LA MASAJISTA
Como ya mencioné, antes de Navidad me quedé “enganchá” con la espalda. Ya entonces fui una tarde a la masajista. Como luego ya fui a España, pues allí fui a un fisio estupendo que me dejó nueva.
Hasta que, cuando volví, me decidí a pintar el baño. Pues fina soy yo con mis labores del hogar. Después de una mañana de pintora de brocha gorda, no podía mover ni las pestañas. Y así, volví a la masajista que, como ya comenté, entra decididamente en el tomo de la Encarta dedicado a “culturas ancestrales”.
Es, obviamente, una curandera. Como marca el tópico, su trabajo de curandera lo ha aprendido en el profundo gueter, aunque, también siguiendo el tópico “no es algo que se aprende. O se tiene el don o no se tiene”.
A mí me prepara un plastiquillo en mitad de su patio de árboles de falso banano, echa a las ovejas que pululan alrededor, manda a sus hijos a vigilar que no venga nadie, y me da un masaje bastante profesional de una media hora. La loción para el masaje la llevo yo, pero, si quiero, luego me da un café. Además, mientras me masajea me da lecciones de vida: “con lo que me has pagado, hubieras contratado a alguien que te pintara el baño”, sentenció el tercer día. “Nadie hubiera dejado el baño como a mí me gusta”, le espeté. “Es un baño. No es el salón. Sólo sirve para hacer pipí”, afirmó categóricamente. Como digo, una sabia de las de verdad. Me recomienda una y otra vez que me relaje, que no trabaje tanto. Y luego me da un café. Creo que es para tensionarme y que vuelva.
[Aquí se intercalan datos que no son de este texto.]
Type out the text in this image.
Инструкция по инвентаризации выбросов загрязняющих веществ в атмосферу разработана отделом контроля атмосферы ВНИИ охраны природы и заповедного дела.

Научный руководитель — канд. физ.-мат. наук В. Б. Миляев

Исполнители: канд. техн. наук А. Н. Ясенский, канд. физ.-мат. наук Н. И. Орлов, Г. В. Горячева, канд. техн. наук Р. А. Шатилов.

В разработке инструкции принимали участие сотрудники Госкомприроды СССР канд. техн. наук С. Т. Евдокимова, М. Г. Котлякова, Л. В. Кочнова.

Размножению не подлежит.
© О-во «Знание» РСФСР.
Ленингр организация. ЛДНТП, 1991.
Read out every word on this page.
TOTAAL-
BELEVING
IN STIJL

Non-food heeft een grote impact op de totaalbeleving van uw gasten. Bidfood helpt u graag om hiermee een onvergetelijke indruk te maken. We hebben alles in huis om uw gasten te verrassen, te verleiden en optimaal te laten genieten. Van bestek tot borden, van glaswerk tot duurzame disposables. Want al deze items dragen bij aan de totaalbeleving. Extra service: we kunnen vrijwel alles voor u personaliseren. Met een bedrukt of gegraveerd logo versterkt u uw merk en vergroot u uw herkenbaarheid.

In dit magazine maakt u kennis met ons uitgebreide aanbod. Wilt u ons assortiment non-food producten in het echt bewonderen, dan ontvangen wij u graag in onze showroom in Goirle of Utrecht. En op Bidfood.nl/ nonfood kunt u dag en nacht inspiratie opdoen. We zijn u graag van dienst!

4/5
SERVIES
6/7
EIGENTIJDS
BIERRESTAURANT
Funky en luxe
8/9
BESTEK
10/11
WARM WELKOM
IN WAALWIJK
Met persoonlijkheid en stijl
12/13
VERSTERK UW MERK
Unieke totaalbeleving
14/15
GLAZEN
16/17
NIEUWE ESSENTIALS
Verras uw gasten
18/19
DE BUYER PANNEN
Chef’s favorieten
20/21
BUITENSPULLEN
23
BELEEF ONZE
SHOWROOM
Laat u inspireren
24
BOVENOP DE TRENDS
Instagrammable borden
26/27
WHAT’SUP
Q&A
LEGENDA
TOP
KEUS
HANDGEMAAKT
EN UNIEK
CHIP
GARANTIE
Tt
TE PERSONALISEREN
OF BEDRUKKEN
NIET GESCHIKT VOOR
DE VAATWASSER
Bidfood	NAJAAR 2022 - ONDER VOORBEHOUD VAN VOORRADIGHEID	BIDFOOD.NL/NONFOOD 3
Dicen que es la única que hay en la ciudad. Ella añade que es también la única para todos los pueblos aledaños, y me cuenta que la llaman hasta de Bulbulá, a veinte kilómetros de aquí. Mientras me cuenta todas estas cosas, yo miro al muro que delimita la “consulta”, construido con maderas viejas, hojas secas de distintos árboles y con los objetos más variopintos incrustados entre todo el follón: una rueda de máquina de coser antigua, un uso para hilar algodón, un par de sillas rotas de alguna asociación funeraria… Cada día encuentro algo nuevo.
Como en los mejores cuadros costumbristas, no tiene precio estándar, sino “la voluntad”. Tengo que decir que la sensación de estar con el culete al aire en una casa abesha mientras la señora le grita a su hija –que no ha heredado el don, por cierto- que saque la injeera del fuego (es súper multitasking) no tiene precio. ¿Lo mejor? Al final del tratamiento, te echa un escupitajo en la zona afectada para bendecirte y transmitirte su sabiduría que te deja muerta. De la risa, en mi caso.